If so, what is the plan to achieve that goal? Don't we achieve it by actually acting that way as much as possible? That's what makes sense to me.
Suppose we, in the name of equality or diversity or fairness, actually elevate the importance of bodily attributes like ethnicity and sex, deliberately considering them during hiring, and build that practice into our culture. Having practiced doing it wrong for however many years, will we someday decide it isn't needed anymore and get rid of it?
No, you live in a COUNTRY where that seems not remotely possible.
"'We need to start learning how to simply NOT THINK about denigrating and enslaving blacks, and NOT MENTION IT.' We live in a world where this is not remotely possible.
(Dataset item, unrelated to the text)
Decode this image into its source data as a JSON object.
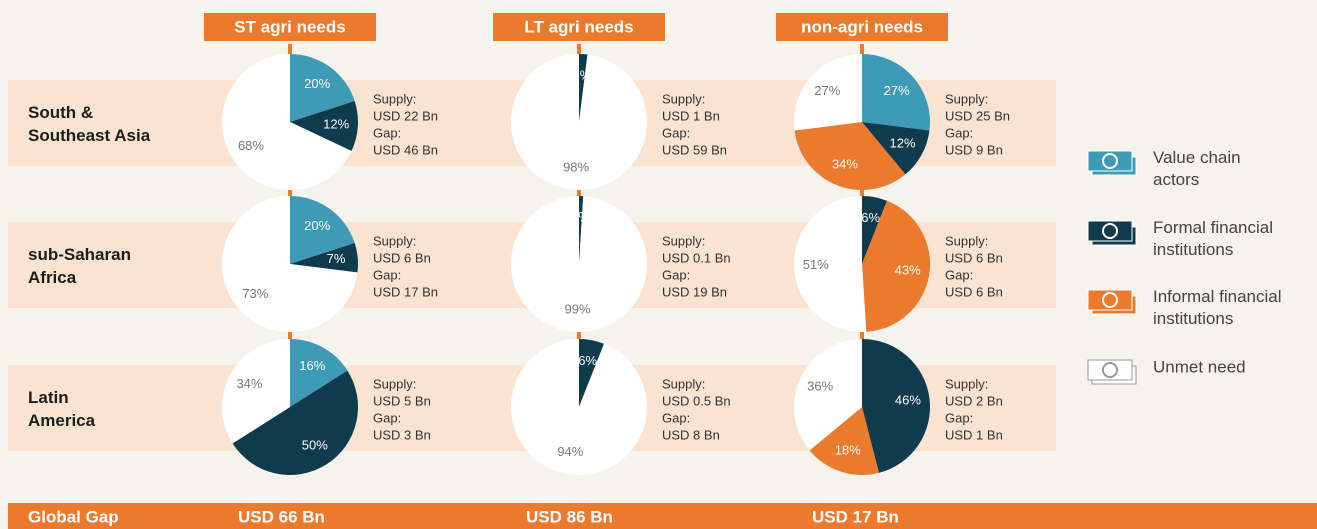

Suggesting it is the worst sort of idealism." --some Southern slave owner, 1859
The same could be applied to historical anti-semitic movements, anti-suffrage groups--anti-anything groups, really.
It can be boiled down to: "We need to start learning how to simply NOT THINK about treating other people badly because of their appearance or where they are from, and NOT MENTION IT," and people like you saying, "That's impossible. We will always be just as hateful and prejudiced as the worst of us are now. You shouldn't even suggest that it's possible to make any progress in human society."
It boggles my mind that you could even think this way. But, then, people thinking and acting in unreasonable ways is the root of these problems.
> "We need to start learning how to simply NOT THINK about race, and
> NOT MENTION IT." We live in a world where this is not remotely possible.
> Suggesting it is the worst sort of idealism.
This saddens me.I'm somewhat curious on knowing some other data points on your spectrum of (bad) idealism..
But the 'not remotely possible' claim sounds like you've decided for all of us that we're incapable of ever thinking of skin colour in the future the same way we think of, say, hair colour today.
I suspect your position is based upon your current cultural surroundings, in which case I'd prescribe travel. Lots of it.
Literally every other western country calls people... people. A man is "a man" not "a green/blue/pink/red/etc man". A women is "a women" not "a green/blue/pink/red/etc woman".
Continuously giving skin colour qualifiers in descriptions of people... is (to non-US people) bizarre, and seems to be a large part of the language used to keep racism alive in the US.